Franz Schrader, the artist who revealed the beauty of the Pyrenees

Franz Schrader, the artist who revealed the beauty of the Pyrenees

There are encounters that turn your life upside down. That of Franz Schrader with the Pyrenees was love at first sight. In August 1866, on vacation in Pau (Pyrénées-Atlantiques), the 22-year-old from Bordeaux opened his bedroom window one morning and was struck by the panorama. “When a mountain has captured your heart, it is a true passion; everything comes from it and everything leads back to it,” he wrote later.
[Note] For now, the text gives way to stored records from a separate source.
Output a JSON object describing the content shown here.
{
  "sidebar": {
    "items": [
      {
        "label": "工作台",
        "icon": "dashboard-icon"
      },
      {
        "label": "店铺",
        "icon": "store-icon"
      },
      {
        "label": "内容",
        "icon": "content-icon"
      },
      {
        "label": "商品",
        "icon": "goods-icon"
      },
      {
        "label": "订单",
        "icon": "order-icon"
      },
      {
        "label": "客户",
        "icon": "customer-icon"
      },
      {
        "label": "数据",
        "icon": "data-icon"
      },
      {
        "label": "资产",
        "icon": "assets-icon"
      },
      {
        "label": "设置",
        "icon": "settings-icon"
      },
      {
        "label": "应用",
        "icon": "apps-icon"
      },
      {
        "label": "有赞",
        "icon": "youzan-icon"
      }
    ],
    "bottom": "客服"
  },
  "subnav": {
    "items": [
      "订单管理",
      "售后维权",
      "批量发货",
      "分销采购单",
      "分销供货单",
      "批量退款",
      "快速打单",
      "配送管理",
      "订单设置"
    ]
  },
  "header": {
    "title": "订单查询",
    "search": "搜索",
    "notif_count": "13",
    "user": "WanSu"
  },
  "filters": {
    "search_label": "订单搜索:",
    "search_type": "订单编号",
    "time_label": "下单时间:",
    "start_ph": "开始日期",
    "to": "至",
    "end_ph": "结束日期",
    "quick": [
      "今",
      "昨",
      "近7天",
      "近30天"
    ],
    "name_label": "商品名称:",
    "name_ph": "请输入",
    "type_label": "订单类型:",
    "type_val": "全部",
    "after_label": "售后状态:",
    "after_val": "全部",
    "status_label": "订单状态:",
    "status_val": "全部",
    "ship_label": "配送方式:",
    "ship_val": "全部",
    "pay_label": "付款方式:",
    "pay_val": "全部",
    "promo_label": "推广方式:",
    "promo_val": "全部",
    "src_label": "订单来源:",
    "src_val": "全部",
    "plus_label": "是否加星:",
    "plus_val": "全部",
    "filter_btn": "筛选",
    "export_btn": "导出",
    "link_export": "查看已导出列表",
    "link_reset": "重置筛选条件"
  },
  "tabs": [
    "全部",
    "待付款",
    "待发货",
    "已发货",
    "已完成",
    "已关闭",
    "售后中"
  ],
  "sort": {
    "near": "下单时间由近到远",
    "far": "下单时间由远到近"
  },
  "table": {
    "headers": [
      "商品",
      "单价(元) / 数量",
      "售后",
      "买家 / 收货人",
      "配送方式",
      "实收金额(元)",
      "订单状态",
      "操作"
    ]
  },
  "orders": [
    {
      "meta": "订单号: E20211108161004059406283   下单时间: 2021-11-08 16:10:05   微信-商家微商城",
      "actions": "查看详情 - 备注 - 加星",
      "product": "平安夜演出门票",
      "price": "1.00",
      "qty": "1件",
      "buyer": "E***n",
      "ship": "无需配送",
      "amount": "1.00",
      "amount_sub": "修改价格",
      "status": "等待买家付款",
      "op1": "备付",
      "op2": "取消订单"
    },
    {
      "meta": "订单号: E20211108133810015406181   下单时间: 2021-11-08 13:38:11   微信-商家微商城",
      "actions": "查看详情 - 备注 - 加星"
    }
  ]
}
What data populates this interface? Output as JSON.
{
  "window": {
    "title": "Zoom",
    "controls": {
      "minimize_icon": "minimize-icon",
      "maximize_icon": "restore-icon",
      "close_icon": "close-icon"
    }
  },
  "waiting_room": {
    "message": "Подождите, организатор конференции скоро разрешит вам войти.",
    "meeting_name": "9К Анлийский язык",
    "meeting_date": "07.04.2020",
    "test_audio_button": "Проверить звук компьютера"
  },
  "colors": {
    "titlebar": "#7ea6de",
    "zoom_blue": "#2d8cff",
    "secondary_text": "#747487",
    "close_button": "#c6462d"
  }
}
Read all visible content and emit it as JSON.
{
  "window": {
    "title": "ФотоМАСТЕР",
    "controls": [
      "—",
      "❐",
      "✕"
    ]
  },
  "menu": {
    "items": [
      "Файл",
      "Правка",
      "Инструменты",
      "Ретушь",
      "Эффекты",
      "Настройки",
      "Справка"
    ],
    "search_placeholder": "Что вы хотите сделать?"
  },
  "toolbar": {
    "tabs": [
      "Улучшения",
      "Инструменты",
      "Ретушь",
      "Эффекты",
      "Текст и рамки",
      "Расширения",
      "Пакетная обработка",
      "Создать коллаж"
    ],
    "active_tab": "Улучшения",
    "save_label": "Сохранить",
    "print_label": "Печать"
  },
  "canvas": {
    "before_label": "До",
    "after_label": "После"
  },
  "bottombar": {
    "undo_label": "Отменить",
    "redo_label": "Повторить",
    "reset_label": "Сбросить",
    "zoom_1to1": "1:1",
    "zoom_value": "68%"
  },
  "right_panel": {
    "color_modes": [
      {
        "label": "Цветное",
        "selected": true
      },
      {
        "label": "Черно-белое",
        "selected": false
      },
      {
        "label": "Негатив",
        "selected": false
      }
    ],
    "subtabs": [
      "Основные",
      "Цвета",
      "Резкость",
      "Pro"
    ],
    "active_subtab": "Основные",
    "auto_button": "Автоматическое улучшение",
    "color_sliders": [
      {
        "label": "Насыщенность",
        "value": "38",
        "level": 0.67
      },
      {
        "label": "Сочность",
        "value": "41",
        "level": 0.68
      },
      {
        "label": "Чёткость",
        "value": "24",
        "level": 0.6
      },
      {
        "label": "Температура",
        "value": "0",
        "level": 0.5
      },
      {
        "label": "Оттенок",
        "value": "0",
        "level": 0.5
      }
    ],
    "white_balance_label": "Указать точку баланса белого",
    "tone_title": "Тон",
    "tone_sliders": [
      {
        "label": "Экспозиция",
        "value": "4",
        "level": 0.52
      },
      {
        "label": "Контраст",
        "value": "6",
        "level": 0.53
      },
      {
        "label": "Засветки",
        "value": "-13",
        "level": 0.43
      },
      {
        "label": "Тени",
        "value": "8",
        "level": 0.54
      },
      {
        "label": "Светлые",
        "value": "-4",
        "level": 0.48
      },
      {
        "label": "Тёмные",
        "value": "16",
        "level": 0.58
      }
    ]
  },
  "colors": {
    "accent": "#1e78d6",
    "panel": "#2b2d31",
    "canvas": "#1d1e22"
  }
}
Thanks to a donation of 475 pieces from Luc Chardronnet, his great-grandson, the Pyrenean Museum of Lourdes (Hautes-Pyrénées) designed the exhibition “Franz Schrader, the sublime mountain”. Through sketchbooks and watercolors of remarkable finesse, pictorial works and maps, the establishment brilliantly retraces the journey of an autodidact driven by the desire to transmit his knowledge as much as his wonder. Because Franz Schrader was not content with examining, recounting and measuring the Pyrenees. He represented them. The care he took to capture the play of light from the peaks even earned him the nickname “Corot of the mountain”.

A sanctuary to protect

Founder in 1898 of the Society of Mountain Painters, he was also one of the first to deplore the ravages of tourism. “It was enough for men to come in slightly greater numbers to admire virgin nature for destruction and hideous development to immediately penetrate with them,” he wrote during a stay in the Ordesa Valley in 1913.

Echoing his works, he pleaded to protect the highest peaks, “holy places where we will look at the infinite and the Eternal face to face”. He himself was the first, in 1878, to climb one of these highest peaks, the Grand Batchimale, also called Schrader Peak, which rises to 3174 m on the Franco-Spanish border. As a final link with his beloved Pyrenees, Franz Schrader rests at the foot of the Gavarnie cirque, finding his eternity in the landscape that he had sublimated.

An exceptional collection

On the heights of Lourdes, in the heart of the imposing medieval castle remodeled by Vauban in the 17th century, nestles the Pyrenean Museum. Founded in 1921, from their collection, by Margalide and Louis Le Bondidier, a couple from Lorraine who fell in love with the region, it houses, to date, more than 15,000 objects – costumes, furniture, utensils – and 20,000 books and periodicals which tell the story of daily life in the Pyrenees and its developments over three centuries. It also offers magnificent views of the city, the sanctuary and the surrounding mountains.